Especially with the anthemic “In the Night”, he utilizes the same percussive vocal breaks MJ used in the latter part of his career and completely blows the roof off in the chorus with commanding vocals that demand your attention. Pop purists may cringe at the idea of a contemporary artist doing MJ well but trust me when I say that The Weeknd is a hyper sexual, zonked out homage to MJ. After this incendiary track it seems that sadness sinks in with “As You Are”, where we see him trying to prepare himself for heartbreak. This song captures the hurt as it fades into a haunting outro of lingering echoes and keys. With the double feature of guest stars for “Dark Times” and “Prisoners” Tesfaye trades dejected verses with a hard-pressed-to-be-aloof Ed Sheeran and a very-much-in-her-element Lana Del Rey about embracing the darkness and running from love.

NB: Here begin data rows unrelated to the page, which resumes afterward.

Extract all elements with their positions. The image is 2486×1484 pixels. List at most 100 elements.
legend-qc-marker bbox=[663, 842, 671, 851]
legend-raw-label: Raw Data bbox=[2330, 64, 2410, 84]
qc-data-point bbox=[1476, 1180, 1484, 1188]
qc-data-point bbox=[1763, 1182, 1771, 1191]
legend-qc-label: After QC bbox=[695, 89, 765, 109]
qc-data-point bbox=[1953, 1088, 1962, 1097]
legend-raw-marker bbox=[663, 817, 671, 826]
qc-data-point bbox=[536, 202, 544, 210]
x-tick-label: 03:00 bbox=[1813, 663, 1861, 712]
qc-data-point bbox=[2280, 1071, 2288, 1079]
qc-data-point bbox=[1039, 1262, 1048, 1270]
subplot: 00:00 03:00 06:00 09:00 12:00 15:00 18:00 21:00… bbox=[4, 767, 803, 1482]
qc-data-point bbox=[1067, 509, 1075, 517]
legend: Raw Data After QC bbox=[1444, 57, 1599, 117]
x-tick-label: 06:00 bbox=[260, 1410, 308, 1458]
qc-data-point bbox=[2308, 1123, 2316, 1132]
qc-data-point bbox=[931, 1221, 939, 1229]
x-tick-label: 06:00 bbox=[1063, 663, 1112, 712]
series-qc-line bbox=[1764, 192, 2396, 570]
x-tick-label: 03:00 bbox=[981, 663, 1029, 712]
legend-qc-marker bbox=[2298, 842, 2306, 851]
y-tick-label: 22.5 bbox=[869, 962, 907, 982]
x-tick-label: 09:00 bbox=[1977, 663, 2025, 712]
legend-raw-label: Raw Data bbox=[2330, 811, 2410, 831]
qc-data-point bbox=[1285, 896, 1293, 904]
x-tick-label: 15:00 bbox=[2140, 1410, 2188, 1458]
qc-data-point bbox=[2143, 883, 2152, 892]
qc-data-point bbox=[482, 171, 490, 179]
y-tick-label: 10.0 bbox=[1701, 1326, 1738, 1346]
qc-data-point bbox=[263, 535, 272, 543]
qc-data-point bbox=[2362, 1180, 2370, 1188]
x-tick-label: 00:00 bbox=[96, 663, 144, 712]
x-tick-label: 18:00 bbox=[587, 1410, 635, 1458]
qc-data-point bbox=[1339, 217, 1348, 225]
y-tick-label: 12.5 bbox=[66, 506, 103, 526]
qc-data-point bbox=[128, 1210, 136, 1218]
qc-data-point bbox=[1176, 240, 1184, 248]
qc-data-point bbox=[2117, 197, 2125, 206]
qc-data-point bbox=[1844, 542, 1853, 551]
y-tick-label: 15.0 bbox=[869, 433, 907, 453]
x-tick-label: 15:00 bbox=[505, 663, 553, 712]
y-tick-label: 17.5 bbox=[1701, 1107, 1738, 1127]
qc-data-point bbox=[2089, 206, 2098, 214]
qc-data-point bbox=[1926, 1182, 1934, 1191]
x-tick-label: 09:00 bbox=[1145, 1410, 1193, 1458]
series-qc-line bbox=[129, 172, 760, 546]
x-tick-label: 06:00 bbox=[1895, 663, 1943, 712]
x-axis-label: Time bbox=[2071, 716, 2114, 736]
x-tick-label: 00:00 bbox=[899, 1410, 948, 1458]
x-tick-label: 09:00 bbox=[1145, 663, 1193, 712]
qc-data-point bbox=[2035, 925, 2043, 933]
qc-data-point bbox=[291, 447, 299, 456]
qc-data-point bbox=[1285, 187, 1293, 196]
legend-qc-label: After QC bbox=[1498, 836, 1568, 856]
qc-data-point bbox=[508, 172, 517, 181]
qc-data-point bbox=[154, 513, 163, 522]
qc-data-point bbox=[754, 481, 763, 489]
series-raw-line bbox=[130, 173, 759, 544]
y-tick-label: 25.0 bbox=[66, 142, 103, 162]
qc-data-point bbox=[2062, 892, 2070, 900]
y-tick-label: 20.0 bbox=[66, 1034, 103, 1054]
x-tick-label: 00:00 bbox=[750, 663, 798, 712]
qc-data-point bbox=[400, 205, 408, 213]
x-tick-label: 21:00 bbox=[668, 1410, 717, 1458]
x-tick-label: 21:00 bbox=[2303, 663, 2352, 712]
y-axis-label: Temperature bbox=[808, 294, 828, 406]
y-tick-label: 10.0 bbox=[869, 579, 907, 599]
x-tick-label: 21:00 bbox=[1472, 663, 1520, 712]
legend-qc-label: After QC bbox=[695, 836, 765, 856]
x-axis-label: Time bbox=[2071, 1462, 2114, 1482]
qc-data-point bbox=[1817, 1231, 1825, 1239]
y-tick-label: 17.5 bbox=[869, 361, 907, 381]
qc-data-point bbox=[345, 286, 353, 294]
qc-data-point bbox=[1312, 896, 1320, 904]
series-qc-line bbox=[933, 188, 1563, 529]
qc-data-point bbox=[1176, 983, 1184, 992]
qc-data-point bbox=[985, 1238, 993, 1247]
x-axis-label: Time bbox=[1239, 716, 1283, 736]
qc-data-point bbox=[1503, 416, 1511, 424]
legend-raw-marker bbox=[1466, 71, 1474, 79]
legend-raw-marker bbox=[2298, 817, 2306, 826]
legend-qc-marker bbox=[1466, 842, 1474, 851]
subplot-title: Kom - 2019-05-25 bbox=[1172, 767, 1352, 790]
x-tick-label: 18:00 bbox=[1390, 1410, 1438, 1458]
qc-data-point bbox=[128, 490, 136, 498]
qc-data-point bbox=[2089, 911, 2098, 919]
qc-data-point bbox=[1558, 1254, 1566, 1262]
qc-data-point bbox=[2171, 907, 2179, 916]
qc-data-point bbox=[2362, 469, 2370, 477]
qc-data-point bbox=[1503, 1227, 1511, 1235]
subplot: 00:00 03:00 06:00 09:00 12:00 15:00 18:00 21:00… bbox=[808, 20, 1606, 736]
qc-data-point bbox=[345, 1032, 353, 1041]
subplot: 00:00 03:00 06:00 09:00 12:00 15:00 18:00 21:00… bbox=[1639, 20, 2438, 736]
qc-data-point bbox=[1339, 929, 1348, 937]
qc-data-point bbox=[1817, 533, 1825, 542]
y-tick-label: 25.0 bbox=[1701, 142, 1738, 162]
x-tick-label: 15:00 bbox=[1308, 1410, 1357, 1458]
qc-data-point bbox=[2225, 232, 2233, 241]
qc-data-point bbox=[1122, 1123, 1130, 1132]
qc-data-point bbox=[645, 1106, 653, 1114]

What makes these tracks and album closer “Angel” so heartbreaking is the solace he finds in the lonely party that is a perennial place for him and wishes only the best for this estranged love of his. He’s too f**ked up to settle down, or at least he but realizes what he is losing in the process. It’s easy to think of the sentiment you find in Bill Wither’s bittersweet “Hope She’ll Be Happier” when listening to these three tracks, the album in all of it’s madness reveals the beauty of his candor, the veil pulled away to reveal a man who is lonely and foresees only isolation in all of his success. At moments on this record the lyrics lean more towards mawkish than sincere, but it’s in the album we see him dig deeper and come out with some self discovery about what his self destruction comes from, the desire to be loved and not so f**ked up.
The opening half of the album is the same saccharine pop he has found success from, which isn’t really bad because with someone as dynamic as Tesfaye and a record produced into polished pop perfection it’s a fun listen, but for the tacit ambition that BBTM has for itself, it feels trite for him to go on this journey from sex machine to loner, which we can hear in an artist’s whole career let alone a single record. Up until “Can’t Feel My Face” it feels like I’m listening to his last album Kiss Land, but after completing the whole record, the narrative is incredible for an album about coke lines, fellacio and malaise contrasted by falling in and losing love and embracing the crushing loneliness. Which sounds crazy but if you go through this record from start to finish, maybe you’ll find the beauty behind it all.